Generalized linear mixed models

Generalized linear mixed models extend the linear model so that:

  • The target is linearly related to the factors and covariates via a specified link function.
  • The target can have a non-normal distribution.
  • The observations can be correlated.

Generalized linear mixed models cover a wide variety of models, from simple linear regression to complex multilevel models for non-normal longitudinal data.

Examples
The district school board can use a generalized linear mixed model to determine whether an experimental teaching method is effective at improving math scores. Students from the same classroom should be correlated since they are taught by the same teacher, and classrooms within the same school may also be correlated, so we can include random effects at school and class levels to account for different sources of variability.
Medical researchers can use a generalized linear mixed model to determine whether a new anticonvulsant drug can reduce a patient's rate of epileptic seizures. Repeated measurements from the same patient are typically positively correlated so a mixed model with some random effects should be appropriate. The target field, the number of seizures, takes positive integer values, so a generalized linear mixed model with a Poisson distribution and log link may be appropriate.
Executives at a cable provider of television, phone, and internet services can use a generalized linear mixed model to know more about potential customers. Since possible answers have nominal measurement levels, the company analyst uses a generalized logit mixed model with a random intercept to capture correlation between answers to the service usage questions across service types (tv, phone, internet) within a given survey responder's answers.

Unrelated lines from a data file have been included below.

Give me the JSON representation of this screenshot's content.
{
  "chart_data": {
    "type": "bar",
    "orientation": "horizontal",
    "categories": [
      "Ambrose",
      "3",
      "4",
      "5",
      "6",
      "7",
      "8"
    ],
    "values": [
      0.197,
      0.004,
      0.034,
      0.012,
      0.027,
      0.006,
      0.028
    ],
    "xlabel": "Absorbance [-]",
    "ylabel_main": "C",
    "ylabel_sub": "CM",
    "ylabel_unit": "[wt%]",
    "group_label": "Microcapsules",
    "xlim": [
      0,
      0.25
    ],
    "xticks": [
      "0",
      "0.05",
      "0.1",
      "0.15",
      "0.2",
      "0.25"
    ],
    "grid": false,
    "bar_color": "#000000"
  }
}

The Data Structure tab allows you to specify the structural relationships between records in your dataset when observations are correlated. If the records in the dataset represent independent observations, you do not need to specify anything on this tab.

Effects options

Subjects
The combination of values of the specified categorical fields should uniquely define subjects within the dataset. For example, a single Patient ID field should be sufficient to define subjects in a single hospital, but the combination of Hospital ID and Patient ID may be necessary if patient identification numbers are not unique across hospitals. In a repeated measures setting, multiple observations are recorded for each subject, so each subject may occupy multiple records in the dataset.

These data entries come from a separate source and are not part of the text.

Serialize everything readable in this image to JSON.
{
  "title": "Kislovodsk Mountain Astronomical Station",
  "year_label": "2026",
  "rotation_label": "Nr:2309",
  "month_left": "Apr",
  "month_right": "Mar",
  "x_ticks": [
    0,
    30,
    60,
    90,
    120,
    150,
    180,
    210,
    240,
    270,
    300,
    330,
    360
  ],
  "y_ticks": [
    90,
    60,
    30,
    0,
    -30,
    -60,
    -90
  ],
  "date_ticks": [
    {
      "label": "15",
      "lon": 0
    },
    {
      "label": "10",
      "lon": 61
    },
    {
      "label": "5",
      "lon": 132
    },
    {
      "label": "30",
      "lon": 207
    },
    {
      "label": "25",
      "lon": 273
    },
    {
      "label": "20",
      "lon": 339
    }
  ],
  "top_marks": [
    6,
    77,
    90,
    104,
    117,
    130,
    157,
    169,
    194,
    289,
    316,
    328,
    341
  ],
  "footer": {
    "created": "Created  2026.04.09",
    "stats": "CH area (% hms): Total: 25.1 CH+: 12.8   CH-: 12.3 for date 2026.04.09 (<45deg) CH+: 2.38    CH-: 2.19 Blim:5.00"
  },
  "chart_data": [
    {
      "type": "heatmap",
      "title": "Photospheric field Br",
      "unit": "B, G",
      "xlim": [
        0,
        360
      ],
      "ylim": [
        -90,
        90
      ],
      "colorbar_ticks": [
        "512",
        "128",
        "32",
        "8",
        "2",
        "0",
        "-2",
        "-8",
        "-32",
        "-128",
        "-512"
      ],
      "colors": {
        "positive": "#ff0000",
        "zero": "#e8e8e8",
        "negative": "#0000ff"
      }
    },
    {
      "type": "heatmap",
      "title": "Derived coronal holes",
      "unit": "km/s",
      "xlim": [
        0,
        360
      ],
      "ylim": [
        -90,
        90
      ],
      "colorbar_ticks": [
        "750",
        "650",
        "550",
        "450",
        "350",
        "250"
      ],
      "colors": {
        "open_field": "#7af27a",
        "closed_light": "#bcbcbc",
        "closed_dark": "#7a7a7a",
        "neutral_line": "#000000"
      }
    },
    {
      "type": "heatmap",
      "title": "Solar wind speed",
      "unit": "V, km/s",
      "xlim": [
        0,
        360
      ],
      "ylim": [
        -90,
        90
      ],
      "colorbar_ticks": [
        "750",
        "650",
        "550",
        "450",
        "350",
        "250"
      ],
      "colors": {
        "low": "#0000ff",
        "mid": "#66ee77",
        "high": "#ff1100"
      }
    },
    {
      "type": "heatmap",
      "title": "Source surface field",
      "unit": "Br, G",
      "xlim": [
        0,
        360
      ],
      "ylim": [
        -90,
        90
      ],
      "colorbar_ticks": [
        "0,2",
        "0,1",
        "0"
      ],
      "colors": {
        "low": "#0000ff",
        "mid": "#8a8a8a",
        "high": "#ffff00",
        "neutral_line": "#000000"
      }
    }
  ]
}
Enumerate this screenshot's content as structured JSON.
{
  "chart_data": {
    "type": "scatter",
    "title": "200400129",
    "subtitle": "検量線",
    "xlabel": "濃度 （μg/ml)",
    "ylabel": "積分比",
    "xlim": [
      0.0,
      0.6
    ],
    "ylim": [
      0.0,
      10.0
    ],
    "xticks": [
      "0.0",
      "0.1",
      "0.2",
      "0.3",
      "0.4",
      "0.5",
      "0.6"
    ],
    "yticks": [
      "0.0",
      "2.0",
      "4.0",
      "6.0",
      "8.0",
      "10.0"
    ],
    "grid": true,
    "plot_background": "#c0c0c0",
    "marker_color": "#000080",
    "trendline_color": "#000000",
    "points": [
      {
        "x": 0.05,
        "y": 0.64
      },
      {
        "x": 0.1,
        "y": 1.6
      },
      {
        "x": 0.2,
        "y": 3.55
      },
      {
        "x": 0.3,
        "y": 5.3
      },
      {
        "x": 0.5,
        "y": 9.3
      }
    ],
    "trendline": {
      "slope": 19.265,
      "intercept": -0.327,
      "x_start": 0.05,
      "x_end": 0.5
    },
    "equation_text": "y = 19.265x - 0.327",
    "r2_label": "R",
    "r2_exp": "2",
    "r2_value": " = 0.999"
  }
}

A subject is an observational unit that can be considered independent of other subjects. For example, the blood pressure readings from a patient in a medical study can be considered independent of the readings from other patients. Defining subjects becomes particularly important when there are repeated measurements per subject and you want to model the correlation between these observations. For example, you might expect that blood pressure readings from a single patient during consecutive visits to the doctor are correlated.

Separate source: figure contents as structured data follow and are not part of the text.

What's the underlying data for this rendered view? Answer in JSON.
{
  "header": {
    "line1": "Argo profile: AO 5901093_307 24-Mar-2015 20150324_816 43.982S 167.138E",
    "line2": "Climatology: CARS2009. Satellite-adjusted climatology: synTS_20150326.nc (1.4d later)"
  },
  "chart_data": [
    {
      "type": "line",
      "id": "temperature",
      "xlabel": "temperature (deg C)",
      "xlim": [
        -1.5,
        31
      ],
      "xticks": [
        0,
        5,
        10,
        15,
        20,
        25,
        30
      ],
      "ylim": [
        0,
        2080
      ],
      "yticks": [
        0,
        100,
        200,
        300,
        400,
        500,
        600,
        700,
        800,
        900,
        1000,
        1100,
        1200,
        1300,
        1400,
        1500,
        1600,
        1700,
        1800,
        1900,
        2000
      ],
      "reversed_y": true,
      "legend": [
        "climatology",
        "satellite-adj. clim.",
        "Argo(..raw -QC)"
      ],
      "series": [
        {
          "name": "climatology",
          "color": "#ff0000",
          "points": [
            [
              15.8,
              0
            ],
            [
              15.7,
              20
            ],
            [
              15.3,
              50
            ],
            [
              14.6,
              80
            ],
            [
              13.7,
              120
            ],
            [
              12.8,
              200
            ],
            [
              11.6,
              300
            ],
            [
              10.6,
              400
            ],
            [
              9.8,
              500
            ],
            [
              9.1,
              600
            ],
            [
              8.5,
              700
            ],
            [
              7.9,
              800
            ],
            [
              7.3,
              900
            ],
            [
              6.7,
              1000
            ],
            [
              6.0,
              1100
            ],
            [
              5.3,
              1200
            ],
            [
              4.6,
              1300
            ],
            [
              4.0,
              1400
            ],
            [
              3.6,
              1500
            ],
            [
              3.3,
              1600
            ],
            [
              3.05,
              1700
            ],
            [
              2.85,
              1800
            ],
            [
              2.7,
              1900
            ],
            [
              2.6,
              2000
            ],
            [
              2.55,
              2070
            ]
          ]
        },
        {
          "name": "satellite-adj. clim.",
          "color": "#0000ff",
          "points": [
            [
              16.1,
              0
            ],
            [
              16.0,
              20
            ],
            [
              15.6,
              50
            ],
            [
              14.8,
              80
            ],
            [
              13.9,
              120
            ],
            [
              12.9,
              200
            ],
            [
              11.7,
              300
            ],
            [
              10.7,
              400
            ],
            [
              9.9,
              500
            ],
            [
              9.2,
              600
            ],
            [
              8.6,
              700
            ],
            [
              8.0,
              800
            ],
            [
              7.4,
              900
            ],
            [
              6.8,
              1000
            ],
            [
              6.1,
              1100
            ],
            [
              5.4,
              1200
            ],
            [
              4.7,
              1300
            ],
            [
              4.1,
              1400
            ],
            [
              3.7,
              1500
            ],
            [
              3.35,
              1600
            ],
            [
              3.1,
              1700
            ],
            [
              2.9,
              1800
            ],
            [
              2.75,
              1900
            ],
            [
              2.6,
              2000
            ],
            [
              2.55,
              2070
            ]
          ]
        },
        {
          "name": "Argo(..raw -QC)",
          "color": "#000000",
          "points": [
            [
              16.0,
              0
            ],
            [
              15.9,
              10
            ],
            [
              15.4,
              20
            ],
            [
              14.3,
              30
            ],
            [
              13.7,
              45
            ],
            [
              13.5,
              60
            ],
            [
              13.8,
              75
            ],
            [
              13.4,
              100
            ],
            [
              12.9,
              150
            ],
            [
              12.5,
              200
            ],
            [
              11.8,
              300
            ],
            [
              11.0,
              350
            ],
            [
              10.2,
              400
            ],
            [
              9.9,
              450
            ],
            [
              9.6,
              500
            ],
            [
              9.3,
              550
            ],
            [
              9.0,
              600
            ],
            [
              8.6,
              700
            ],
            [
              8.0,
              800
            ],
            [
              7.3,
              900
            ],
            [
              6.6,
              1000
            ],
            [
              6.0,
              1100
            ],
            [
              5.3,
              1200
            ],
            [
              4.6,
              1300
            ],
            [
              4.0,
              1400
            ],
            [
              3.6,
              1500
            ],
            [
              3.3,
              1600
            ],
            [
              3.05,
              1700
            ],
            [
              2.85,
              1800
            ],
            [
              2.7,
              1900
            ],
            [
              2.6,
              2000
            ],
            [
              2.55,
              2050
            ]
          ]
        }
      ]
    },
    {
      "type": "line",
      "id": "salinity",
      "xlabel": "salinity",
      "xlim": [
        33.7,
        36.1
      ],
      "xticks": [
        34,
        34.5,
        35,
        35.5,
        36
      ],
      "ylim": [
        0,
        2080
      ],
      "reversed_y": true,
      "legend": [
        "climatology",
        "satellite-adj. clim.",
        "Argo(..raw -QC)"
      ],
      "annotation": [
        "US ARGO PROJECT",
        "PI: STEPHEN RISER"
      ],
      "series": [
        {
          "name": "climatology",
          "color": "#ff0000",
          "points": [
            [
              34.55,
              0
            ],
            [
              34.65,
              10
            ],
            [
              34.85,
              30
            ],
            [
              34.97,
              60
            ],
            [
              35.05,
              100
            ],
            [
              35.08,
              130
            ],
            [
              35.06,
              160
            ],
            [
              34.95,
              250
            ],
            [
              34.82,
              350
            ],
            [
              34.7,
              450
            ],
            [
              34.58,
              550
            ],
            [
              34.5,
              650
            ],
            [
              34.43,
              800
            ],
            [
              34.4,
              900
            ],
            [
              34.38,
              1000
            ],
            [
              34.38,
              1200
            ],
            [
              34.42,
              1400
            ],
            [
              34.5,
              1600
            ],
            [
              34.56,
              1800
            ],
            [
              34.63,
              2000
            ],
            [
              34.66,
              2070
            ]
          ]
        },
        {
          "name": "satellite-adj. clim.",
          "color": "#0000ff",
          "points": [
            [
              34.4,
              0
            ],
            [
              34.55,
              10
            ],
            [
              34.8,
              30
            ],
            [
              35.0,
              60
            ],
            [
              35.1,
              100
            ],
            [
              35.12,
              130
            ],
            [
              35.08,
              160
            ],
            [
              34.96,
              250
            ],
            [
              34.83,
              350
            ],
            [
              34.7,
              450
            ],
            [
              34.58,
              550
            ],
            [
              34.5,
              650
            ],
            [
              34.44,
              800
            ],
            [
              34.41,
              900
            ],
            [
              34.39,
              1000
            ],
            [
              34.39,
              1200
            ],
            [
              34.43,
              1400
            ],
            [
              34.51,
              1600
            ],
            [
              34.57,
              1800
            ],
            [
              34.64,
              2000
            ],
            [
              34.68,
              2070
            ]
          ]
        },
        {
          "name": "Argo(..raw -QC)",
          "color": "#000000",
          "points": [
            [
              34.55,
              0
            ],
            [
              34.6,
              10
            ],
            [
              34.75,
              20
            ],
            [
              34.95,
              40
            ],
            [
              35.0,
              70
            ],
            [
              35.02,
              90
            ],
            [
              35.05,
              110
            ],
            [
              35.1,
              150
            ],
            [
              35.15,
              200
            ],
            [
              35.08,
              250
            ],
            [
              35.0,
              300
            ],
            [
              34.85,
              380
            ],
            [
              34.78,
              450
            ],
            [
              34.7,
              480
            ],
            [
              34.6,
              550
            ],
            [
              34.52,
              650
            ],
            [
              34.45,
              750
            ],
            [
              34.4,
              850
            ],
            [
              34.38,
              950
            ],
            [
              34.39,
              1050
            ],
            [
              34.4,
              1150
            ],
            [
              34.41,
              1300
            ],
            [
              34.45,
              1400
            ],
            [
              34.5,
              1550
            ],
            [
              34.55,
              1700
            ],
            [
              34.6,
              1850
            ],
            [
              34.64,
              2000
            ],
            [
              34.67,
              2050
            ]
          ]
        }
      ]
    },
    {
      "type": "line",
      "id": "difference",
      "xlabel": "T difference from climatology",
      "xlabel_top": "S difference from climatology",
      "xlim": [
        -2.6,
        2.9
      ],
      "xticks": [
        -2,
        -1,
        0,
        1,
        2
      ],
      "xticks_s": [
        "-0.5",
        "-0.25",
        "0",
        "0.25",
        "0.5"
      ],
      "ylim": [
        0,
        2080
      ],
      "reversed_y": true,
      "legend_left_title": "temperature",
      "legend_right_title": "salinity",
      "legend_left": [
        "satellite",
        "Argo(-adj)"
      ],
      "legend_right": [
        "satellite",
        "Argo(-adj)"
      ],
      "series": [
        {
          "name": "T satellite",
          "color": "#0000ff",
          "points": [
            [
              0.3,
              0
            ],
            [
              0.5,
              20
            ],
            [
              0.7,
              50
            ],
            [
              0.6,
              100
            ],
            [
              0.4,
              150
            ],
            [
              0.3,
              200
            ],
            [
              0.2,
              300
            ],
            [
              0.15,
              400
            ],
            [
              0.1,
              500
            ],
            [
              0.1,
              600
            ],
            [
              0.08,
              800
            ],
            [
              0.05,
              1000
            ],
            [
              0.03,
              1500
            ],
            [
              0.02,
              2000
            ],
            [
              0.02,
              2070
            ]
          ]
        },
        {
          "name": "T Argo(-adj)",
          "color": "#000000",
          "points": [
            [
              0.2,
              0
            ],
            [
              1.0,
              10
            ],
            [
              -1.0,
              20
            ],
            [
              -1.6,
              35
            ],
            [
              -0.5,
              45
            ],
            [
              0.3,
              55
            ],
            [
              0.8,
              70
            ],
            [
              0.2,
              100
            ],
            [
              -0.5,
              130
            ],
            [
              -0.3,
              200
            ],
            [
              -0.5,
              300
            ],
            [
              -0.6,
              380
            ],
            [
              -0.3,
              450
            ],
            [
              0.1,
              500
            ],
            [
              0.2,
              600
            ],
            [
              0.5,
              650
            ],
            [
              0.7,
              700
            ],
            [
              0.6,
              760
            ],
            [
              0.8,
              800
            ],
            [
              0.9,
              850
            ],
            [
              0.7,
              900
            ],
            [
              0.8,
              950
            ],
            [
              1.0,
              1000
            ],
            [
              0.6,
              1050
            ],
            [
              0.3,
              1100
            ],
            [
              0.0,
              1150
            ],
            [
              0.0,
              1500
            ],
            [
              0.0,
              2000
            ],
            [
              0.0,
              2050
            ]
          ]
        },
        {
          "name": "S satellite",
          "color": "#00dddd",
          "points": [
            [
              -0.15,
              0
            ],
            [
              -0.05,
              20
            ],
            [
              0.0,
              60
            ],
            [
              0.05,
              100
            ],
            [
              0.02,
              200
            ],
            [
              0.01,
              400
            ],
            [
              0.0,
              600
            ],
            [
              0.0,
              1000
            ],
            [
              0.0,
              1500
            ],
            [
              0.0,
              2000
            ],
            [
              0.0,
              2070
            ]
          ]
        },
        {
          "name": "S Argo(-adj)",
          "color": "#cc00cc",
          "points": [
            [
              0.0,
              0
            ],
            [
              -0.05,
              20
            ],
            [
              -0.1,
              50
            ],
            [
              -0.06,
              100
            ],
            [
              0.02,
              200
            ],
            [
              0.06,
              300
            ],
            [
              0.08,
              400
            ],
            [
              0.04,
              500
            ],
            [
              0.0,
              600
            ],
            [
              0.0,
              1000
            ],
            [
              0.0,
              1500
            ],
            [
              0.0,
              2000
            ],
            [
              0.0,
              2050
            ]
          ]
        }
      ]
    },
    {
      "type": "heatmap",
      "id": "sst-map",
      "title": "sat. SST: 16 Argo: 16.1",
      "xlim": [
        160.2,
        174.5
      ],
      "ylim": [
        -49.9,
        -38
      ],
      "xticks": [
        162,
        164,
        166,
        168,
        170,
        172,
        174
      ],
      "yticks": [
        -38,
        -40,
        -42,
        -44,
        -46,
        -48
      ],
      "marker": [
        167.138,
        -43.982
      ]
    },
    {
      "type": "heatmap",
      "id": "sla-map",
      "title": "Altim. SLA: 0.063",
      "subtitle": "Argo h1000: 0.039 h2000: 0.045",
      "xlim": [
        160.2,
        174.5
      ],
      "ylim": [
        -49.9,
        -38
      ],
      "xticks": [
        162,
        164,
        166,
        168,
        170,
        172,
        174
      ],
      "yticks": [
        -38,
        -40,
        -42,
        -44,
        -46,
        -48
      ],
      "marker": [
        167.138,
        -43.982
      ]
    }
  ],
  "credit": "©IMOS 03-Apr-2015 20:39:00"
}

All of the fields specified as Subjects on the Variables dialog are used to define subjects for the residual covariance structure, and provide the list of possible fields for defining subjects for random-effects covariance structures on the Random Effect Block.

Repeated Measures
The fields specified here are used to identify repeated observations. For example, a single variable Week might identify the 10 weeks of observations in a medical study, or Month and Day might be used together to identify daily observations over the course of a year.

Covariance options

Define covariance groups by
The categorical fields specified here define independent sets of repeated effects covariance parameters; one for each category defined by the cross-classification of the grouping fields. All subjects have the same covariance type; subjects within the same covariance grouping will have the same values for the parameters.
Repeated covariance type
This specifies the covariance structure for the residuals. Different covariance options are available based on the selected Repeated covariance type. The available structures are:
  • First-order autoregressive (AR1)
  • Direct product AR1 (UN_AR1)
  • Direct product unstructured (UN_UN)
  • Direct product compound symmetry (UN_CS)
  • Heterogeneous compound symmetry (CSH)
  • Heterogeneous autoregressive (ARH1)
  • Autoregressive moving average (1,1) (ARMA11)
  • Compound symmetry
  • Diagonal
  • Scaled identity
  • Toeplitz
  • Unstructured
  • Variance components
  • Spatial: Power
  • Spatial: Exponential
  • Spatial: Gaussian
  • Spatial: Linear
  • Spatial: Linear-log
  • Spatial: Spherical
Kronecker Measures
Select variables that specify the subject structure for Knonecker covariance measurements and determine how the measurement errors are correlated. The field is available only when one of the following Repeated Covariance Type is selected:
  • Direct product AR1 (UN_AR1)
  • Direct product unstructured (UN_UN)
  • Direct product compound symmetry (UN_CS)
Spatial covariance coordinates
The variables in this list specify the coordinates of the repeated observations when one of the spatial covariance types is selected for the repeated covariance type.

See the topic Covariance Structures for more information.

Pseudo R2 measures

Pseudo-R2 measures and the intra-class correlation coefficient are included in GLMM output (when appropriate). The pseudo-R2 measures are based entirely on the final estimates and are produced after estimation has been completed. The coefficient of determination R2 is a commonly reported statistic, because it represents the proportion of variance explained by a linear model. The intra-class correlation coefficient (ICC) is a related statistic that quantifies the proportion of variance explained by a grouping (random) factor in multilevel/ hierarchical data.

This procedure pastes GENLINMIXED command syntax.